Chica Andrade analisa a representação trans no cinema e destaca filme sobre Erika Hilton
Cineasta aborda desafios estruturais, avanços das narrativas LGBTQIAPN+ e a importância de contar a trajetória de uma das figuras políticas mais influentes do país
Por Sé Souza
A presença de pessoas trans no audiovisual brasileiro passa por um momento de expansão ao mesmo tempo em que enfrenta retrocessos e resistências, movimento que evidencia o quanto a disputa por narrativas e por espaços de criação ainda é urgente no país que segue liderando índices de violência contra pessoas trans.
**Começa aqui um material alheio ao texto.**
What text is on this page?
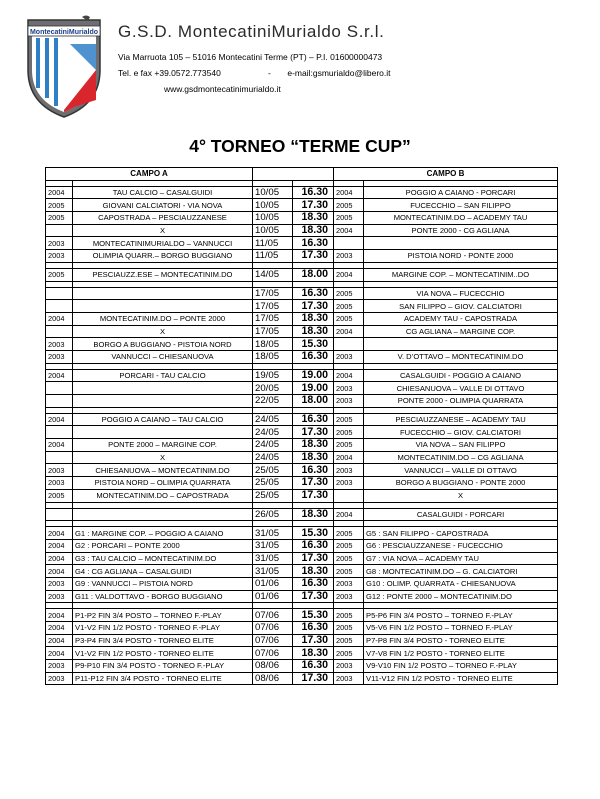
MontecatiniMurialdo G.S.D. MontecatiniMurialdo S.r.l.
Via Marruota 105 – 51016 Montecatini Terme (PT) – P.I. 01600000473
Tel. e fax +39.0572.773540	- e-mail:gsmurialdo@libero.it
www.gsdmontecatinimurialdo.it
4° TORNEO “TERME CUP”
CAMPO A				CAMPO B	

2004	TAU CALCIO – CASALGUIDI	10/05	16.30	2004	POGGIO A CAIANO - PORCARI
2005	GIOVANI CALCIATORI - VIA NOVA	10/05	17.30	2005	FUCECCHIO – SAN FILIPPO
2005	CAPOSTRADA – PESCIAUZZANESE	10/05	18.30	2005	MONTECATINIM.DO – ACADEMY TAU
	X	10/05	18.30	2004	PONTE 2000 - CG AGLIANA
2003	MONTECATINIMURIALDO – VANNUCCI	11/05	16.30		
2003	OLIMPIA QUARR.– BORGO BUGGIANO	11/05	17.30	2003	PISTOIA NORD - PONTE 2000

2005	PESCIAUZZ.ESE – MONTECATINIM.DO	14/05	18.00	2004	MARGINE COP. – MONTECATINIM..DO

		17/05	16.30	2005	VIA NOVA – FUCECCHIO
		17/05	17.30	2005	SAN FILIPPO – GIOV. CALCIATORI
2004	MONTECATINIM.DO – PONTE 2000	17/05	18.30	2005	ACADEMY TAU - CAPOSTRADA
	X	17/05	18.30	2004	CG AGLIANA – MARGINE COP.
2003	BORGO A BUGGIANO - PISTOIA NORD	18/05	15.30		
2003	VANNUCCI – CHIESANUOVA	18/05	16.30	2003	V. D’OTTAVO – MONTECATINIM.DO

2004	PORCARI - TAU CALCIO	19/05	19.00	2004	CASALGUIDI - POGGIO A CAIANO
		20/05	19.00	2003	CHIESANUOVA – VALLE DI OTTAVO
		22/05	18.00	2003	PONTE 2000 - OLIMPIA QUARRATA

2004	POGGIO A CAIANO – TAU CALCIO	24/05	16.30	2005	PESCIAUZZANESE – ACADEMY TAU
		24/05	17.30	2005	FUCECCHIO – GIOV. CALCIATORI
2004	PONTE 2000 – MARGINE COP.	24/05	18.30	2005	VIA NOVA – SAN FILIPPO
	X	24/05	18.30	2004	MONTECATINIM.DO – CG AGLIANA
2003	CHIESANUOVA – MONTECATINIM.DO	25/05	16.30	2003	VANNUCCI – VALLE DI OTTAVO
2003	PISTOIA NORD – OLIMPIA QUARRATA	25/05	17.30	2003	BORGO A BUGGIANO - PONTE 2000
2005	MONTECATINIM.DO – CAPOSTRADA	25/05	17.30		X

		26/05	18.30	2004	CASALGUIDI - PORCARI

2004	G1 : MARGINE COP. – POGGIO A CAIANO	31/05	15.30	2005	G5 : SAN FILIPPO - CAPOSTRADA
2004	G2 : PORCARI – PONTE 2000	31/05	16.30	2005	G6 : PESCIAUZZANESE - FUCECCHIO
2004	G3 : TAU CALCIO – MONTECATINIM.DO	31/05	17.30	2005	G7 : VIA NOVA – ACADEMY TAU
2004	G4 : CG AGLIANA – CASALGUIDI	31/05	18.30	2005	G8 : MONTECATINIM.DO – G. CALCIATORI
2003	G9 : VANNUCCI – PISTOIA NORD	01/06	16.30	2003	G10 : OLIMP. QUARRATA - CHIESANUOVA
2003	G11 : VALDOTTAVO - BORGO BUGGIANO	01/06	17.30	2003	G12 : PONTE 2000 – MONTECATINIM.DO

2004	P1-P2 FIN 3/4 POSTO – TORNEO F.-PLAY	07/06	15.30	2005	P5-P6 FIN 3/4 POSTO – TORNEO F.-PLAY
2004	V1-V2 FIN 1/2 POSTO - TORNEO F.-PLAY	07/06	16.30	2005	V5-V6 FIN 1/2 POSTO – TORNEO F.-PLAY
2004	P3-P4 FIN 3/4 POSTO - TORNEO ELITE	07/06	17.30	2005	P7-P8 FIN 3/4 POSTO - TORNEO ELITE
2004	V1-V2 FIN 1/2 POSTO - TORNEO ELITE	07/06	18.30	2005	V7-V8 FIN 1/2 POSTO - TORNEO ELITE
2003	P9-P10 FIN 3/4 POSTO - TORNEO F.-PLAY	08/06	16.30	2003	V9-V10 FIN 1/2 POSTO – TORNEO F.-PLAY
2003	P11-P12 FIN 3/4 POSTO - TORNEO ELITE	08/06	17.30	2003	V11-V12 FIN 1/2 POSTO - TORNEO ELITE
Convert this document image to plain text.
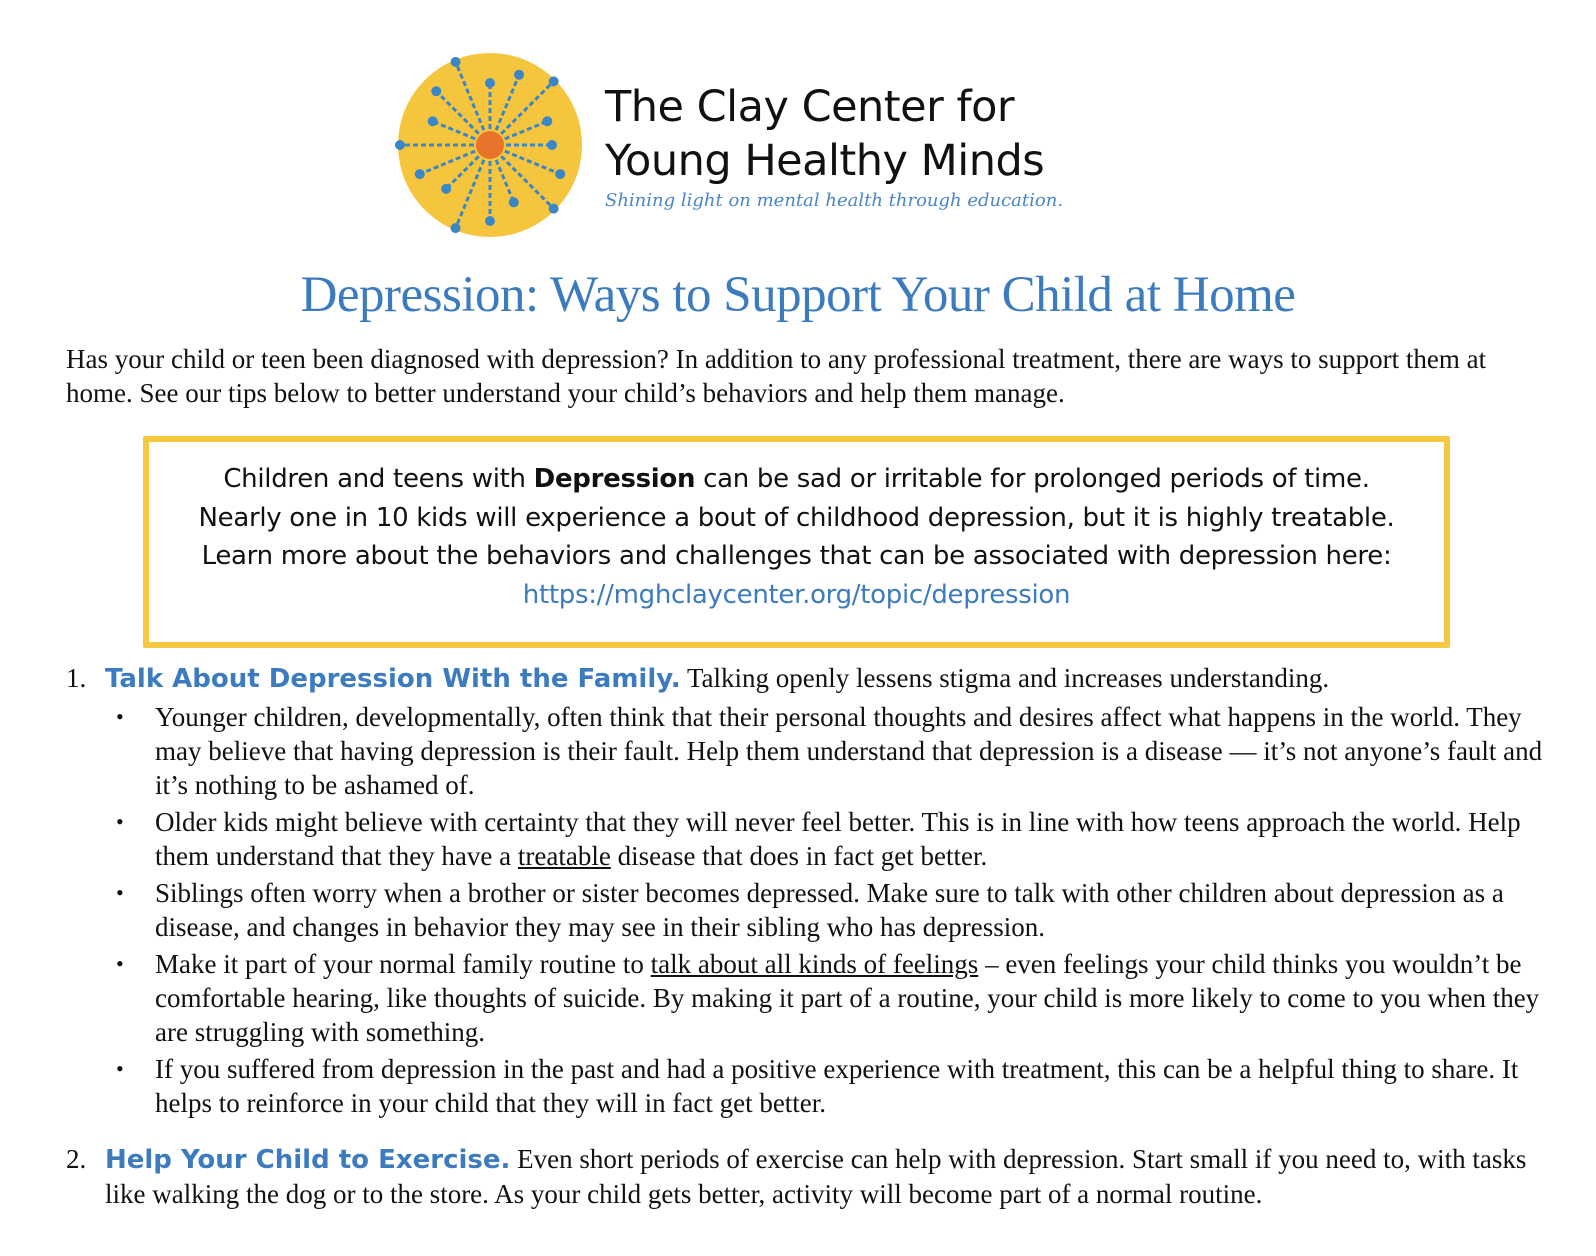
The Clay Center for
Young Healthy Minds
Shining light on mental health through education.
Depression: Ways to Support Your Child at Home

Has your child or teen been diagnosed with depression? In addition to any professional treatment, there are ways to support them at home. See our tips below to better understand your child’s behaviors and help them manage.

Children and teens with Depression can be sad or irritable for prolonged periods of time.
Nearly one in 10 kids will experience a bout of childhood depression, but it is highly treatable.
Learn more about the behaviors and challenges that can be associated with depression here:
https://mghclaycenter.org/topic/depression
1. Talk About Depression With the Family. Talking openly lessens stigma and increases understanding.
• Younger children, developmentally, often think that their personal thoughts and desires affect what happens in the world. They may believe that having depression is their fault. Help them understand that depression is a disease — it’s not anyone’s fault and it’s nothing to be ashamed of.
• Older kids might believe with certainty that they will never feel better. This is in line with how teens approach the world. Help them understand that they have a treatable disease that does in fact get better.
• Siblings often worry when a brother or sister becomes depressed. Make sure to talk with other children about depression as a disease, and changes in behavior they may see in their sibling who has depression.
• Make it part of your normal family routine to talk about all kinds of feelings – even feelings your child thinks you wouldn’t be comfortable hearing, like thoughts of suicide. By making it part of a routine, your child is more likely to come to you when they are struggling with something.
• If you suffered from depression in the past and had a positive experience with treatment, this can be a helpful thing to share. It helps to reinforce in your child that they will in fact get better.
2. Help Your Child to Exercise. Even short periods of exercise can help with depression. Start small if you need to, with tasks like walking the dog or to the store. As your child gets better, activity will become part of a normal routine.
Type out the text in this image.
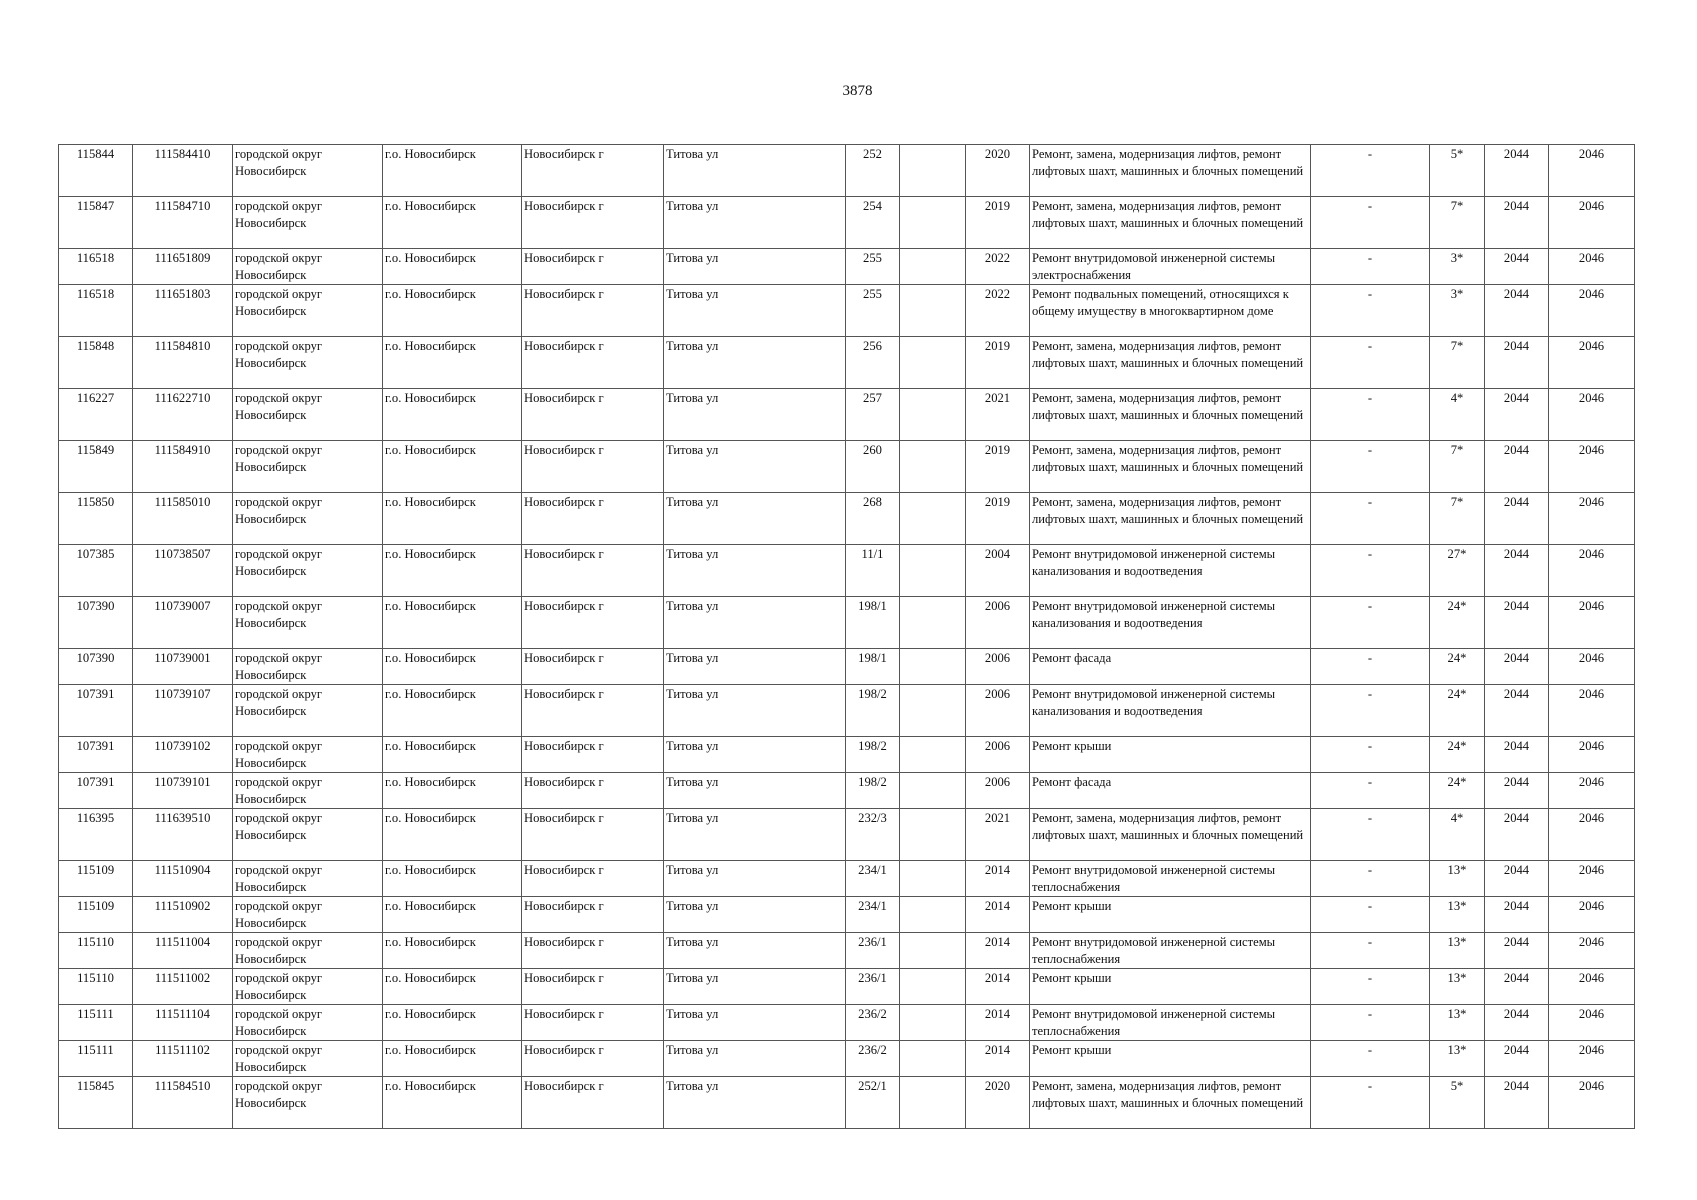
3878
115844	111584410	городской округ Новосибирск	г.о. Новосибирск	Новосибирск г	Титова ул	252		2020	Ремонт, замена, модернизация лифтов, ремонт лифтовых шахт, машинных и блочных помещений	-	5*	2044	2046
115847	111584710	городской округ Новосибирск	г.о. Новосибирск	Новосибирск г	Титова ул	254		2019	Ремонт, замена, модернизация лифтов, ремонт лифтовых шахт, машинных и блочных помещений	-	7*	2044	2046
116518	111651809	городской округ Новосибирск	г.о. Новосибирск	Новосибирск г	Титова ул	255		2022	Ремонт внутридомовой инженерной системы электроснабжения	-	3*	2044	2046
116518	111651803	городской округ Новосибирск	г.о. Новосибирск	Новосибирск г	Титова ул	255		2022	Ремонт подвальных помещений, относящихся к общему имуществу в многоквартирном доме	-	3*	2044	2046
115848	111584810	городской округ Новосибирск	г.о. Новосибирск	Новосибирск г	Титова ул	256		2019	Ремонт, замена, модернизация лифтов, ремонт лифтовых шахт, машинных и блочных помещений	-	7*	2044	2046
116227	111622710	городской округ Новосибирск	г.о. Новосибирск	Новосибирск г	Титова ул	257		2021	Ремонт, замена, модернизация лифтов, ремонт лифтовых шахт, машинных и блочных помещений	-	4*	2044	2046
115849	111584910	городской округ Новосибирск	г.о. Новосибирск	Новосибирск г	Титова ул	260		2019	Ремонт, замена, модернизация лифтов, ремонт лифтовых шахт, машинных и блочных помещений	-	7*	2044	2046
115850	111585010	городской округ Новосибирск	г.о. Новосибирск	Новосибирск г	Титова ул	268		2019	Ремонт, замена, модернизация лифтов, ремонт лифтовых шахт, машинных и блочных помещений	-	7*	2044	2046
107385	110738507	городской округ Новосибирск	г.о. Новосибирск	Новосибирск г	Титова ул	11/1		2004	Ремонт внутридомовой инженерной системы канализования и водоотведения	-	27*	2044	2046
107390	110739007	городской округ Новосибирск	г.о. Новосибирск	Новосибирск г	Титова ул	198/1		2006	Ремонт внутридомовой инженерной системы канализования и водоотведения	-	24*	2044	2046
107390	110739001	городской округ Новосибирск	г.о. Новосибирск	Новосибирск г	Титова ул	198/1		2006	Ремонт фасада	-	24*	2044	2046
107391	110739107	городской округ Новосибирск	г.о. Новосибирск	Новосибирск г	Титова ул	198/2		2006	Ремонт внутридомовой инженерной системы канализования и водоотведения	-	24*	2044	2046
107391	110739102	городской округ Новосибирск	г.о. Новосибирск	Новосибирск г	Титова ул	198/2		2006	Ремонт крыши	-	24*	2044	2046
107391	110739101	городской округ Новосибирск	г.о. Новосибирск	Новосибирск г	Титова ул	198/2		2006	Ремонт фасада	-	24*	2044	2046
116395	111639510	городской округ Новосибирск	г.о. Новосибирск	Новосибирск г	Титова ул	232/3		2021	Ремонт, замена, модернизация лифтов, ремонт лифтовых шахт, машинных и блочных помещений	-	4*	2044	2046
115109	111510904	городской округ Новосибирск	г.о. Новосибирск	Новосибирск г	Титова ул	234/1		2014	Ремонт внутридомовой инженерной системы теплоснабжения	-	13*	2044	2046
115109	111510902	городской округ Новосибирск	г.о. Новосибирск	Новосибирск г	Титова ул	234/1		2014	Ремонт крыши	-	13*	2044	2046
115110	111511004	городской округ Новосибирск	г.о. Новосибирск	Новосибирск г	Титова ул	236/1		2014	Ремонт внутридомовой инженерной системы теплоснабжения	-	13*	2044	2046
115110	111511002	городской округ Новосибирск	г.о. Новосибирск	Новосибирск г	Титова ул	236/1		2014	Ремонт крыши	-	13*	2044	2046
115111	111511104	городской округ Новосибирск	г.о. Новосибирск	Новосибирск г	Титова ул	236/2		2014	Ремонт внутридомовой инженерной системы теплоснабжения	-	13*	2044	2046
115111	111511102	городской округ Новосибирск	г.о. Новосибирск	Новосибирск г	Титова ул	236/2		2014	Ремонт крыши	-	13*	2044	2046
115845	111584510	городской округ Новосибирск	г.о. Новосибирск	Новосибирск г	Титова ул	252/1		2020	Ремонт, замена, модернизация лифтов, ремонт лифтовых шахт, машинных и блочных помещений	-	5*	2044	2046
Nesse cenário, a cineasta Chica Andrade se firma como uma das vozes mais relevantes da nova geração, construindo uma trajetória que combina formação sólida, reconhecimento internacional e compromisso político com a ampliação de horizontes para corpos dissidentes no cinema. Em conversa exclusiva, Chica falou sobre sua carreira, as barreiras estruturais que persistem no setor e o status de seu projeto mais aguardado: o longa de docuficção “House of Hilton”, que retrata a vida da deputada federal Erika Hilton, que celebra aniversário nesta terça-feira, 9 de dezembro.
Ao refletir sobre sua entrada e permanência no audiovisual, Chica destacou como a luta por representatividade é atravessada por cinco séculos de violências:
“As violências cometidas desde Chica Manicongo, travesti perseguida pela Inquisição, até hoje, com Erika Hilton, que não é perseguida por ser de esquerda ou socialista — antes de tudo, ela é perseguida por ser travesti”.
Durante a entrevista, ela celebrou o encontro entre duas travestis em posições de protagonismo — diretora e jornalista —, ressaltando o simbolismo do momento: “Isso diz muito sobre o quanto avançamos na marra, na força, no esforço. Mas ainda com muitas restrições e limitações”. Para ela, apesar dos progressos, ainda é preciso constantemente reafirmar sua legitimidade dentro da indústria: “Eu ainda tenho que justificar minha presença quando o espaço é sobre mulheres no audiovisual”.
O impacto de Chica no cinema ganhou projeção internacional a partir do curta “Estamos Todos Aqui”, premiado 42 vezes e elegível ao Oscar em 2018. Desde então, ela integrou programas como a Rede Paradiso de Talentos, a Rede Afirmativa Spcine, o laboratório Trans Possibilities do Sundance Film Festival e o American Film Showcase da USC.
Agora, dedica-se quase integralmente à realização de “House of Hilton”, projeto que, segundo ela, exigiu a reinvenção de sua própria vida. “Eu tive que me moldar para dar conta desse filme. Não só porque Erika é deputada e trans, mas porque estamos falando de uma travesti negra. Muita gente teve medo de entrar nesse projeto”, contou.
Com dificuldades de financiamento no Brasil, Chica buscou suporte internacional: “Não entrou um centavo brasileiro. Precisei aprender inglês, depois espanhol, e agora francês, porque provavelmente a França será a responsável por nos ajudar a finalizar o filme”.
Para ela, é necessário não só registrar a realidade dura vivida por essa população, mas também expandir o imaginário: “Eu adoraria criar uma ficção em que Erika já fosse presidenta. É a minha utopia. A verdade deve ser dita, claro, mas também precisamos imaginar onde queremos chegar”. Entre seus próximos projetos estão uma ficção científica sobre Chica Manicongo e um filme sobre Pepita, além do lançamento de sua produtora, Paju Entretenimento.